CONCLUSIONS AND PROPOSAL FOR RE-STATEMENT
To conclude, and with the intention of going beyond this particular paper,
I would finish by saying that the key to the problem lies on how we interpret the so-called "ortholog conjecture" or how are our expectations on how function evolves. What I get from re-reading Eugene Koonin's paper and how I am using that "assumption" in my day-to-day work is the following:
"Orthologs in two given species are more likely to share equivalent functions than paralogs between these two species"
Therefore the notion of "accross the same pair of species" is important and thus only part of the comparisons made by Hahn and colleagues could directly test this. Looking at the microarray and between-species comparisons data, the conjecture may even hold true!!
I, however, do think that the conjecture as stated above is limited and does not capture the complexity of orthology relationships. Indeed us, and many other researchers, are tuning the confidence of the orthology-based annotation based on whether the orthologs are one-to-one, one-to-many or many-to-many, even when orthologs are "super-orthologs" (with no duplication event in the lineages separating the two orthologs).

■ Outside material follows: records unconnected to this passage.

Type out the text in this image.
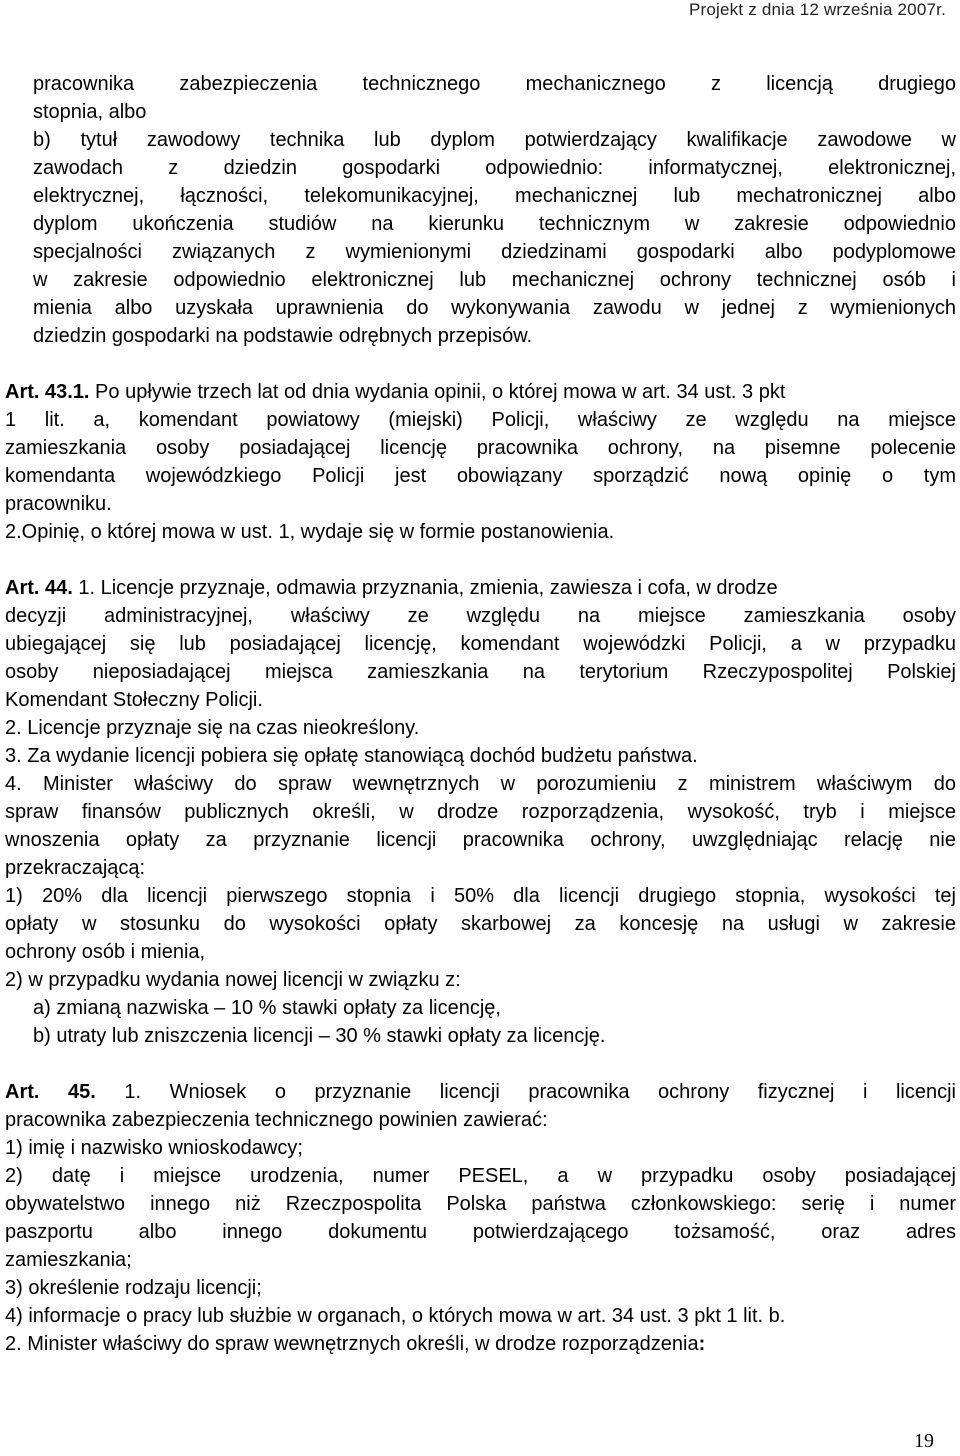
Projekt z dnia 12 września 2007r.
pracownika zabezpieczenia technicznego mechanicznego z licencją drugiego
stopnia, albo
b) tytuł zawodowy technika lub dyplom potwierdzający kwalifikacje zawodowe w
zawodach z dziedzin gospodarki odpowiednio: informatycznej, elektronicznej,
elektrycznej, łączności, telekomunikacyjnej, mechanicznej lub mechatronicznej albo
dyplom ukończenia studiów na kierunku technicznym w zakresie odpowiednio
specjalności związanych z wymienionymi dziedzinami gospodarki albo podyplomowe
w zakresie odpowiednio elektronicznej lub mechanicznej ochrony technicznej osób i
mienia albo uzyskała uprawnienia do wykonywania zawodu w jednej z wymienionych
dziedzin gospodarki na podstawie odrębnych przepisów.
Art. 43.1. Po upływie trzech lat od dnia wydania opinii, o której mowa w art. 34 ust. 3 pkt
1 lit. a, komendant powiatowy (miejski) Policji, właściwy ze względu na miejsce
zamieszkania osoby posiadającej licencję pracownika ochrony, na pisemne polecenie
komendanta wojewódzkiego Policji jest obowiązany sporządzić nową opinię o tym
pracowniku.
2.Opinię, o której mowa w ust. 1, wydaje się w formie postanowienia.
Art. 44. 1. Licencje przyznaje, odmawia przyznania, zmienia, zawiesza i cofa, w drodze
decyzji administracyjnej, właściwy ze względu na miejsce zamieszkania osoby
ubiegającej się lub posiadającej licencję, komendant wojewódzki Policji, a w przypadku
osoby nieposiadającej miejsca zamieszkania na terytorium Rzeczypospolitej Polskiej
Komendant Stołeczny Policji.
2. Licencje przyznaje się na czas nieokreślony.
3. Za wydanie licencji pobiera się opłatę stanowiącą dochód budżetu państwa.
4. Minister właściwy do spraw wewnętrznych w porozumieniu z ministrem właściwym do
spraw finansów publicznych określi, w drodze rozporządzenia, wysokość, tryb i miejsce
wnoszenia opłaty za przyznanie licencji pracownika ochrony, uwzględniając relację nie
przekraczającą:
1) 20% dla licencji pierwszego stopnia i 50% dla licencji drugiego stopnia, wysokości tej
opłaty w stosunku do wysokości opłaty skarbowej za koncesję na usługi w zakresie
ochrony osób i mienia,
2) w przypadku wydania nowej licencji w związku z:
a) zmianą nazwiska – 10 % stawki opłaty za licencję,
b) utraty lub zniszczenia licencji – 30 % stawki opłaty za licencję.
Art. 45. 1. Wniosek o przyznanie licencji pracownika ochrony fizycznej i licencji
pracownika zabezpieczenia technicznego powinien zawierać:
1) imię i nazwisko wnioskodawcy;
2) datę i miejsce urodzenia, numer PESEL, a w przypadku osoby posiadającej
obywatelstwo innego niż Rzeczpospolita Polska państwa członkowskiego: serię i numer
paszportu albo innego dokumentu potwierdzającego tożsamość, oraz adres
zamieszkania;
3) określenie rodzaju licencji;
4) informacje o pracy lub służbie w organach, o których mowa w art. 34 ust. 3 pkt 1 lit. b.
2. Minister właściwy do spraw wewnętrznych określi, w drodze rozporządzenia:
19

Since, the underlying assumption of the ortholog conjecture is that duplication may (not necessarily always) promote functional shifts, then many-to-many orthology relationships will tend to include orthologous pairs with different functions.

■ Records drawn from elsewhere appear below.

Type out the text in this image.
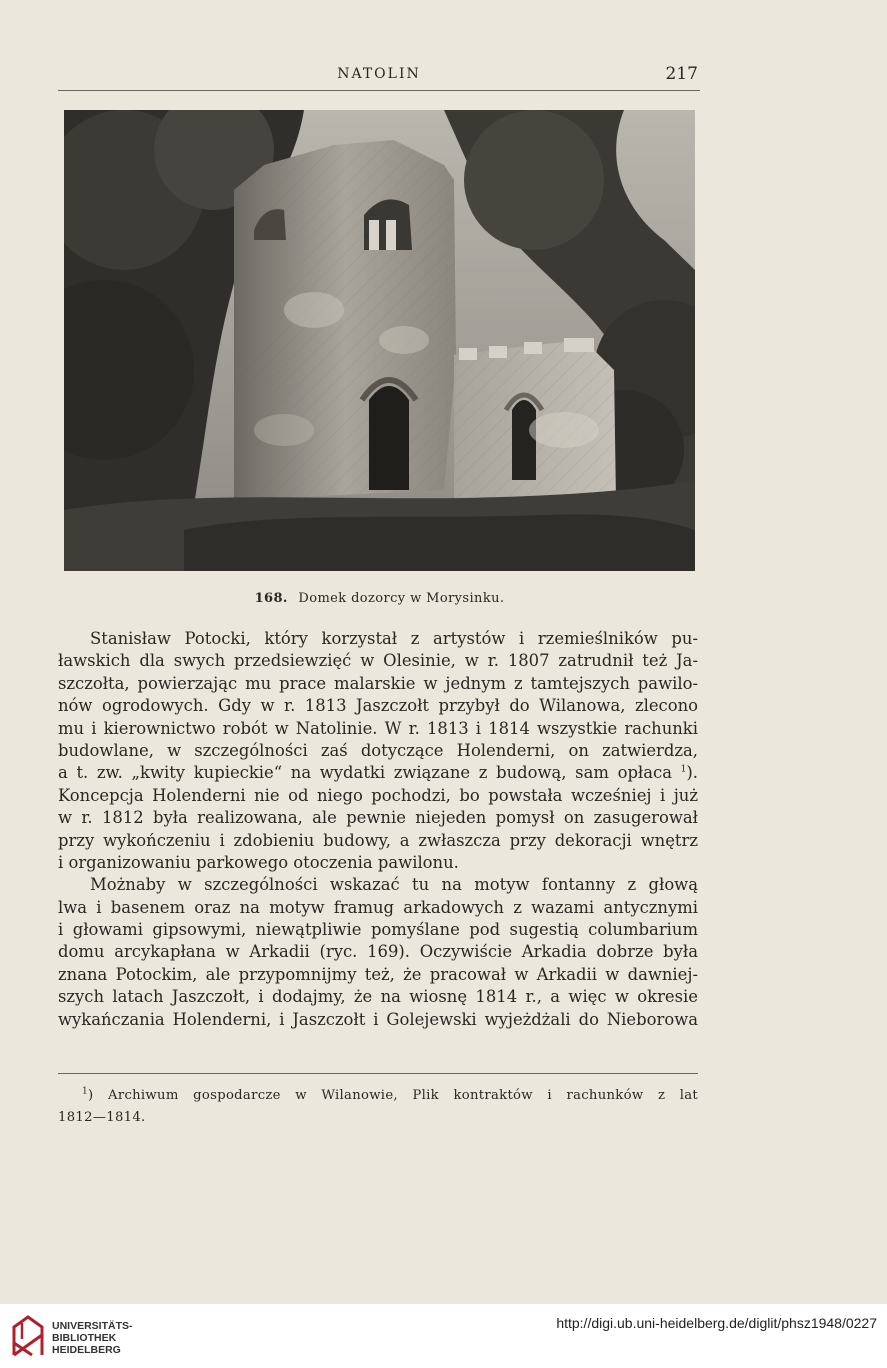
NATOLIN	217
168. Domek dozorcy w Morysinku.

Stanisław Potocki, który korzystał z artystów i rzemieślników pu-
ławskich dla swych przedsiewzięć w Olesinie, w r. 1807 zatrudnił też Ja-
szczołta, powierzając mu prace malarskie w jednym z tamtejszych pawilo-
nów ogrodowych. Gdy w r. 1813 Jaszczołt przybył do Wilanowa, zlecono
mu i kierownictwo robót w Natolinie. W r. 1813 i 1814 wszystkie rachunki
budowlane, w szczególności zaś dotyczące Holenderni, on zatwierdza,
a t. zw. „kwity kupieckie“ na wydatki związane z budową, sam opłaca $^1$).
Koncepcja Holenderni nie od niego pochodzi, bo powstała wcześniej i już
w r. 1812 była realizowana, ale pewnie niejeden pomysł on zasugerował
przy wykończeniu i zdobieniu budowy, a zwłaszcza przy dekoracji wnętrz
i organizowaniu parkowego otoczenia pawilonu.

Możnaby w szczególności wskazać tu na motyw fontanny z głową
lwa i basenem oraz na motyw framug arkadowych z wazami antycznymi
i głowami gipsowymi, niewątpliwie pomyślane pod sugestią columbarium
domu arcykapłana w Arkadii (ryc. 169). Oczywiście Arkadia dobrze była
znana Potockim, ale przypomnijmy też, że pracował w Arkadii w dawniej-
szych latach Jaszczołt, i dodajmy, że na wiosnę 1814 r., a więc w okresie
wykańczania Holenderni, i Jaszczołt i Golejewski wyjeżdżali do Nieborowa

$^1$) Archiwum gospodarcze w Wilanowie, Plik kontraktów i rachunków z lat
1812—1814.
UNIVERSITÄTS-
BIBLIOTHEK
HEIDELBERG
http://digi.ub.uni-heidelberg.de/diglit/phsz1948/0227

Thus I would re-state the conjecture (or expectation) as follows:
"In the absence of additional duplication events in the lineages separating them, two orthologous genes from two given species are more likely to share equivalent functions than two paralogs between these two species"
This would be a more conservative expectation, which is closer to the current use of orthology-based annotation that tends to identify one-to-one orthologs, rather than any type.

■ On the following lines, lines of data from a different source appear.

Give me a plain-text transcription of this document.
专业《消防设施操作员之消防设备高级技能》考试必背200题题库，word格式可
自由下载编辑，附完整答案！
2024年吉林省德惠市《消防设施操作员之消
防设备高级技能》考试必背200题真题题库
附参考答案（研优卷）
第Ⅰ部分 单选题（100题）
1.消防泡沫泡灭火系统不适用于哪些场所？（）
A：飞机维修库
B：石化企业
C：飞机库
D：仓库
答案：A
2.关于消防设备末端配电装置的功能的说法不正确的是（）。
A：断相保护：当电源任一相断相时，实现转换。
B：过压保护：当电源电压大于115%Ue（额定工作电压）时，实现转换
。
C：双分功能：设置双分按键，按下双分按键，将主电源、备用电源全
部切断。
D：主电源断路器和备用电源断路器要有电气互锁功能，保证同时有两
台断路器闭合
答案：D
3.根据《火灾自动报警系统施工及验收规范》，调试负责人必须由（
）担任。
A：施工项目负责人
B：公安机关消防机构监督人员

When duplications start appearing in subsequent lineages thus creating one- or many-to-many orthology relationships, the situation is less clear. Following the assumption that duplications may promote functional divergence. Then one could expand the conjecture by "the more duplications in the evolutionary history separating two genes, the lower the expectation that these two genes would share equivalent functions".
I wrote this contribution on the fly, and surely there are ways of expressing this in more appropriate terms. In any case I hope I made clear the idea that the conjecture emerges from the notion of duplications causing functional shifts and that our expectations will be clearer if expressed on those terms. This goes on the lines of what Jonathan Eisen mentioned on considering the whole phylogenetic story to annotate genes.
Under this perspective, the real important hypothesis is that "duplications tend promote functional shifts", I think this is based on solid grounds and has been tested intensively in the past.